Nvidia’s Jensen Huang was in India this month, inking deals to sell AI chips and promote the AI Industry:
"In the future, India is going to be the country that will export AI," Huang said, by contrast with its role in software exports. "You have the fundamental ingredients - AI, data and AI infrastructure, and you have a large population of users."
"India is already world-class in designing chips, India already develops AI," Huang said. "Instead of being an outsourcer and a back office, India will become an exporter of AI."
"Today, India as part of Nvidia's revenue is small," Huang said. "But our hopes are large."
Advocacy
Japan’s Fair Trade Commission opened a public comment period until 22 November on Generative AI Market Dynamics and Competition:
Given the rapidly evolving and expanding generative AI sector, the JFTC has decided to publish this discussion paper to address potential issues and solicit information and opinions from a broad audience.
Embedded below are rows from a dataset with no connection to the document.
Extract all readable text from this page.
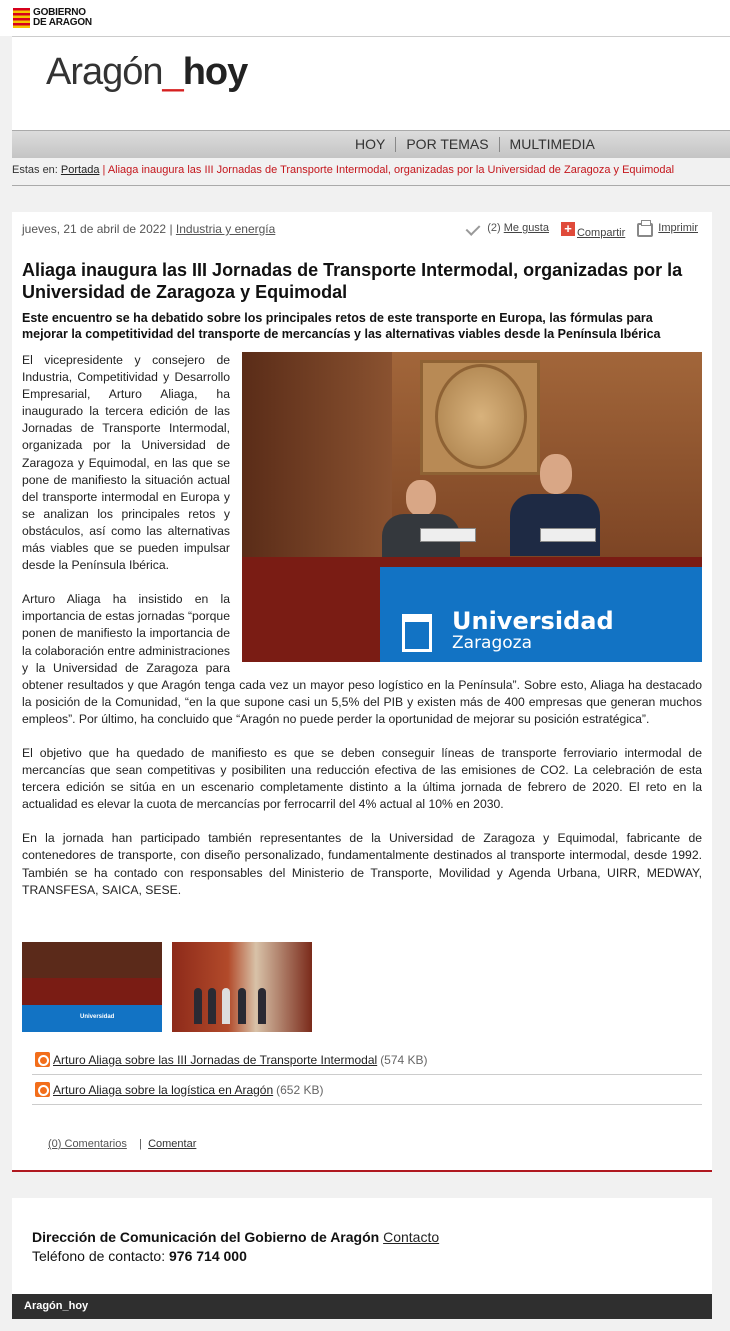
GOBIERNO
DE ARAGON
Aragón_hoy
HOY	POR TEMAS	MULTIMEDIA
Estas en: Portada | Aliaga inaugura las III Jornadas de Transporte Intermodal, organizadas por la Universidad de Zaragoza y Equimodal
jueves, 21 de abril de 2022 | Industria y energía	(2)
Me gusta + Compartir	Imprimir
Aliaga inaugura las III Jornadas de Transporte Intermodal, organizadas por la Universidad de Zaragoza y Equimodal

Este encuentro se ha debatido sobre los principales retos de este transporte en Europa, las fórmulas para mejorar la competitividad del transporte de mercancías y las alternativas viables desde la Península Ibérica

Universidad
Zaragoza

El vicepresidente y consejero de Industria, Competitividad y Desarrollo Empresarial, Arturo Aliaga, ha inaugurado la tercera edición de las Jornadas de Transporte Intermodal, organizada por la Universidad de Zaragoza y Equimodal, en las que se pone de manifiesto la situación actual del transporte intermodal en Europa y se analizan los principales retos y obstáculos, así como las alternativas más viables que se pueden impulsar desde la Península Ibérica.

Arturo Aliaga ha insistido en la importancia de estas jornadas “porque ponen de manifiesto la importancia de la colaboración entre administraciones y la Universidad de Zaragoza para obtener resultados y que Aragón tenga cada vez un mayor peso logístico en la Península”. Sobre esto, Aliaga ha destacado la posición de la Comunidad, “en la que supone casi un 5,5% del PIB y existen más de 400 empresas que generan muchos empleos”. Por último, ha concluido que “Aragón no puede perder la oportunidad de mejorar su posición estratégica”.

El objetivo que ha quedado de manifiesto es que se deben conseguir líneas de transporte ferroviario intermodal de mercancías que sean competitivas y posibiliten una reducción efectiva de las emisiones de CO2. La celebración de esta tercera edición se sitúa en un escenario completamente distinto a la última jornada de febrero de 2020. El reto en la actualidad es elevar la cuota de mercancías por ferrocarril del 4% actual al 10% en 2030.

En la jornada han participado también representantes de la Universidad de Zaragoza y Equimodal, fabricante de contenedores de transporte, con diseño personalizado, fundamentalmente destinados al transporte intermodal, desde 1992. También se ha contado con responsables del Ministerio de Transporte, Movilidad y Agenda Urbana, UIRR, MEDWAY, TRANSFESA, SAICA, SESE.

Universidad
Arturo Aliaga sobre las III Jornadas de Transporte Intermodal (574 KB)
Arturo Aliaga sobre la logística en Aragón (652 KB)
(0) Comentarios    |  Comentar
Dirección de Comunicación del Gobierno de Aragón Contacto
Teléfono de contacto: 976 714 000
Aragón_hoy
The topics outlined in this paper aim to contribute to future discussions without presenting any predetermined conclusions or indicating that specific problems currently exist. The JFTC seeks insights from various stakeholders, including businesses involved in different layers of generative AI markets (infrastructure, model, and application layers as described in Section 2), industry organizations, and individuals with knowledge in the generative AI field.
Sri Lanka’s National AI Strategy is open for consultation until 6 Jan 2025.
Australia’s Treasury is issuing a public comment on a discussion paper of AI and Consumer Law until 12 November:
We are seeking views on how the ACL applies to AI-enabled goods and services, including:
how the existing principles apply
the remedies available to consumers where things go wrong
the mechanisms for allocating liability among manufacturers and suppliers.
China’s Ministry of Industry Information Technology issued a public comment on 198 LLM technical requirements until 12 November.
China’s TC260 opened comment on watermarking of genAI content until 13 November.
China’s national standards platform is also publishing rules for comment until 13 November regarding standards for internet safety and generative AI content.